You’re relaxing at night after a long day’s work, and you’re whiling away the time by scrolling through Facebook, Instagram or Twitter on your phone. And suddenly, you see a comment so deeply offending that you’re shocked anyone could ever have the heart to write it. Has this happened to you? Chances are it has. Social media is filled with hate speech that is sexist, racist, homophobic and anti-semitic.
But why does such content not get removed? After all, we hear so much about powerful AI that can write stories, create deep fakes, understand sentiment; why can the same AI not instantly delete hate speech, or better yet, prevent it from being posted at all? The answer is rather surprising. It turns out that it is incredibly simple to circumvent AI, and to mislead it into thinking that hateful content isn’t actually hate speech.
A study conducted by Rajvardhan Oak, an expert in machine learning systems for cyber security, shows that by manipulating words, spacing and punctuation in text, an adversary can fool even the most powerful classifier. And one doesn’t need to have deep technical expertise to do it either; Oak’s experiments showed that a trick as simple as dropping a letter from an offensive word leads AI into classifying the text as not offensive. Drawing on an example from Oak’s paper, the tweet “go back to where you came from, these fucking immigrants are destroying america’’ is scored as being toxic (and rightly so) with a confidence of 95% by an AI classifier. However, Oak demonstrates that the sentence “go back to where you came from, these fuking immgrants are destroyin america’’ (note the letters dropped from some words!) is scored as being non-toxic with a 63% confidence by the same AI model! Surprising, isn’t it?

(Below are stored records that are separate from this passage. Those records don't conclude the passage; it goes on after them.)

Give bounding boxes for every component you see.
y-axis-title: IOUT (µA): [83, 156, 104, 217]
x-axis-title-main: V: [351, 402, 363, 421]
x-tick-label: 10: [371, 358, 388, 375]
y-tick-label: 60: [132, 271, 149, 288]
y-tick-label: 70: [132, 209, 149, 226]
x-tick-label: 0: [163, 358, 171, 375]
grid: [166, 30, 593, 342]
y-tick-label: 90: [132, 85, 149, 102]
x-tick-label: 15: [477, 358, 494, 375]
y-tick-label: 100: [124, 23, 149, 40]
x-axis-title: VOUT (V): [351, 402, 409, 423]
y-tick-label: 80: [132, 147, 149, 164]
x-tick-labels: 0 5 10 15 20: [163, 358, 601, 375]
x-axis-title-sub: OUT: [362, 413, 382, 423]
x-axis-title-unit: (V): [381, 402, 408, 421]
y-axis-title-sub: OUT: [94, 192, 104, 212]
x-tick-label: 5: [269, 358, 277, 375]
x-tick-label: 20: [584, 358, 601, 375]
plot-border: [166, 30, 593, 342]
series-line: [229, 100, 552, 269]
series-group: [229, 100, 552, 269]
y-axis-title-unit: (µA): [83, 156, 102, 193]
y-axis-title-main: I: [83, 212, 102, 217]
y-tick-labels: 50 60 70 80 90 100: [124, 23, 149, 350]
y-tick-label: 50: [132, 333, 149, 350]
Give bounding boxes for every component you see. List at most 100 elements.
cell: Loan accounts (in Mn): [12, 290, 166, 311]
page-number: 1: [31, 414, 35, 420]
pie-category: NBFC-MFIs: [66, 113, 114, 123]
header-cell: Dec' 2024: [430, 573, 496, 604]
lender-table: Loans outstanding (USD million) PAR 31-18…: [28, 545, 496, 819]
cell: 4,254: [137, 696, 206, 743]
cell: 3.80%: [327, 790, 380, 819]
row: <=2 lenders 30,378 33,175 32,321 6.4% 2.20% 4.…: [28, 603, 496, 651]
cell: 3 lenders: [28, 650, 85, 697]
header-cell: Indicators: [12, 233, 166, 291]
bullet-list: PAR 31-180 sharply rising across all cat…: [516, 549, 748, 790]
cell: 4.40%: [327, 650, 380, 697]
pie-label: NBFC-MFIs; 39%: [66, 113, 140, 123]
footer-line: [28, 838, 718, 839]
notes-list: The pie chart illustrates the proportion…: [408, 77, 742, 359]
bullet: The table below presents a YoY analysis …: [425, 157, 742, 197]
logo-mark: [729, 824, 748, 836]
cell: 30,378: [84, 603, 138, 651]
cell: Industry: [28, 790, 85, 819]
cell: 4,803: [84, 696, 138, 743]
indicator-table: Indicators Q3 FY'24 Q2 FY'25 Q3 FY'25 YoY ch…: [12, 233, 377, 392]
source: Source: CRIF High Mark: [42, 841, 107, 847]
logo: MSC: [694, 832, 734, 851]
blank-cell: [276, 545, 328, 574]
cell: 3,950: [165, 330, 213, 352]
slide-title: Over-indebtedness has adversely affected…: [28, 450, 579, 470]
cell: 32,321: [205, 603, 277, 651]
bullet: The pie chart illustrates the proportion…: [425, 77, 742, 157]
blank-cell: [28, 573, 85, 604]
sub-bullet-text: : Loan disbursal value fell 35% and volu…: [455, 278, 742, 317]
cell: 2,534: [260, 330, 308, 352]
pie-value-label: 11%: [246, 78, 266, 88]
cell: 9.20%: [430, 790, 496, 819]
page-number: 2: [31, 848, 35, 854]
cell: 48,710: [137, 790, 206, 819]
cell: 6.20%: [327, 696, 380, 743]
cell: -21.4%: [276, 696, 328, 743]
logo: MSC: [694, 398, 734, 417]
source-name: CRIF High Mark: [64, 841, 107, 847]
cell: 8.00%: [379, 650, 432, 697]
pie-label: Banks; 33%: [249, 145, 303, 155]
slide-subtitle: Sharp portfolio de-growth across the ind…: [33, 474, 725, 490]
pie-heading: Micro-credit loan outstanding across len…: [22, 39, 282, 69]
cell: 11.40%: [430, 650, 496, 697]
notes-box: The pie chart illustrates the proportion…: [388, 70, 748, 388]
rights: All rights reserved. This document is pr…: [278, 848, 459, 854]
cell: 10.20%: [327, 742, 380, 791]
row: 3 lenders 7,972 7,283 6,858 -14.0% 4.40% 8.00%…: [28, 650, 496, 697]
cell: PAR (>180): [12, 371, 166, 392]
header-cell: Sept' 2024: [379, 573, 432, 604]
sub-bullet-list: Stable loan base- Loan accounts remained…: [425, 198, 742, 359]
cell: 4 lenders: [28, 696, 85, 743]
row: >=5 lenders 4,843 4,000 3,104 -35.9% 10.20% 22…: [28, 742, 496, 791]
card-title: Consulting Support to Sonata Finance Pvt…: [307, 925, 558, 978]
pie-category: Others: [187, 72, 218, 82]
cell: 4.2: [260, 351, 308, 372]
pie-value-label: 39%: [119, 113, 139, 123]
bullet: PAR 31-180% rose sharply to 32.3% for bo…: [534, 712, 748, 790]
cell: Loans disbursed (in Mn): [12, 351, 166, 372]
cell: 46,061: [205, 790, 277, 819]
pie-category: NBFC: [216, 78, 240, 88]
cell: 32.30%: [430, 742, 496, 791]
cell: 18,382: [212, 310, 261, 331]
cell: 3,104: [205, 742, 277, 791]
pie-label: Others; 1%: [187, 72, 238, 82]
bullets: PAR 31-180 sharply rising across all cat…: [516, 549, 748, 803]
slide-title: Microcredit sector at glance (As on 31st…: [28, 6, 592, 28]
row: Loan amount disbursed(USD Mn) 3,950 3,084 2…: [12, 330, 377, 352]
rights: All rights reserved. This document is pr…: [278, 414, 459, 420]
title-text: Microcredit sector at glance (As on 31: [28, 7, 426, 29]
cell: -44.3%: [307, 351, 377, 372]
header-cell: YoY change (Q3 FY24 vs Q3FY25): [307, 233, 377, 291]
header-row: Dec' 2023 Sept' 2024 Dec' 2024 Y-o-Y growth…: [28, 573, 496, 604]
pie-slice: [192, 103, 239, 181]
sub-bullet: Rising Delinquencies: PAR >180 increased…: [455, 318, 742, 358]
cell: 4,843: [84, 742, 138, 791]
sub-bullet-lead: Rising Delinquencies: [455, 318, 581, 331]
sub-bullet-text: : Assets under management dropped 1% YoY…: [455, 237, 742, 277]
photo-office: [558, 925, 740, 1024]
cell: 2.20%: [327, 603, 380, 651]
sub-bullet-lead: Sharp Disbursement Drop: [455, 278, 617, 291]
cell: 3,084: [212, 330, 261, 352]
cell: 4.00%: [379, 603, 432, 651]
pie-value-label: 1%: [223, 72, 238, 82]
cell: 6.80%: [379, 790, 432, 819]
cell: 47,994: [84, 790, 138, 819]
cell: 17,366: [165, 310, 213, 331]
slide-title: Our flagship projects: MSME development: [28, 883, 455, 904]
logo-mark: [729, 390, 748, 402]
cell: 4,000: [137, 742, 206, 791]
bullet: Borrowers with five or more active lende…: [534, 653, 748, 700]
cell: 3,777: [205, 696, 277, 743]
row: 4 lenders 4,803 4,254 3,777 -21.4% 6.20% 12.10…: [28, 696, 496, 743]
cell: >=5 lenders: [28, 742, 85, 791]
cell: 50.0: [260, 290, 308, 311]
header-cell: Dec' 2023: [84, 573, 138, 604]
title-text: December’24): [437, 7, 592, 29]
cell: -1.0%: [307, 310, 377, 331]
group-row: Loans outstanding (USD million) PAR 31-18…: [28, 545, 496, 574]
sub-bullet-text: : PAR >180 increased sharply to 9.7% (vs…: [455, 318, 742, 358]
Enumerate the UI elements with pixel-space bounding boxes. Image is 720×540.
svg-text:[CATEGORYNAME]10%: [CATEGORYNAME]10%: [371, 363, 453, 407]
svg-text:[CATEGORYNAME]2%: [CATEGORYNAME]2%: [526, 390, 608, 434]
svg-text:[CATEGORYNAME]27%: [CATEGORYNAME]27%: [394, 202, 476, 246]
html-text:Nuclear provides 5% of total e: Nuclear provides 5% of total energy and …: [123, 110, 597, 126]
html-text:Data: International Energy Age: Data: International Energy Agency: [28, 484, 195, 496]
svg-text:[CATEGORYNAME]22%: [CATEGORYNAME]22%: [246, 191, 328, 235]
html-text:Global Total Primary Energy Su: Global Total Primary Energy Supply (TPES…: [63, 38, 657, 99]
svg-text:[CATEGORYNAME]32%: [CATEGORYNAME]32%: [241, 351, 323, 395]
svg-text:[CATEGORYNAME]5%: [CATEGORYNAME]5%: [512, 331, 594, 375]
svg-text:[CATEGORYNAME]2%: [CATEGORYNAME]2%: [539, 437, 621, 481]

Fooling AI is a highly technical branch of machine learning known as adversarial machine learning. Much research has been done into choosing the perfect manipulations to be applied on a sentence to ensure that it is misclassified as non-toxic, and to slightly modify images at the pixel level so that the picture of a monkey is detected as a human face. But Oak’s work shows that anyone with a computer can post hate speech and evade detection by misspelling words or splitting them into two parts – they do not need to do the research or understand the science behind it.
So where does this leave us, and what are we to do? Well, for starters, we need to stop treating AI as an all-knowing God, and not leave ourselves completely at a model’s mercy. Just like AI picks up trends that humans cannot, humans also recognize things that might fool an AI (no human in their right minds would call the latter sentence in the above example non-toxic). We need to advocate for human-in-the-loop decision making, where AI is used simply as a diagnostic tool but the ultimate decision is left to a human being. As users of social media, we must diligently report offensive content that we find – this helps fine tune the platform’s systems that decide how much to trust the AI. At the end of the day, Artificial Intelligence is just that; it’s artificial.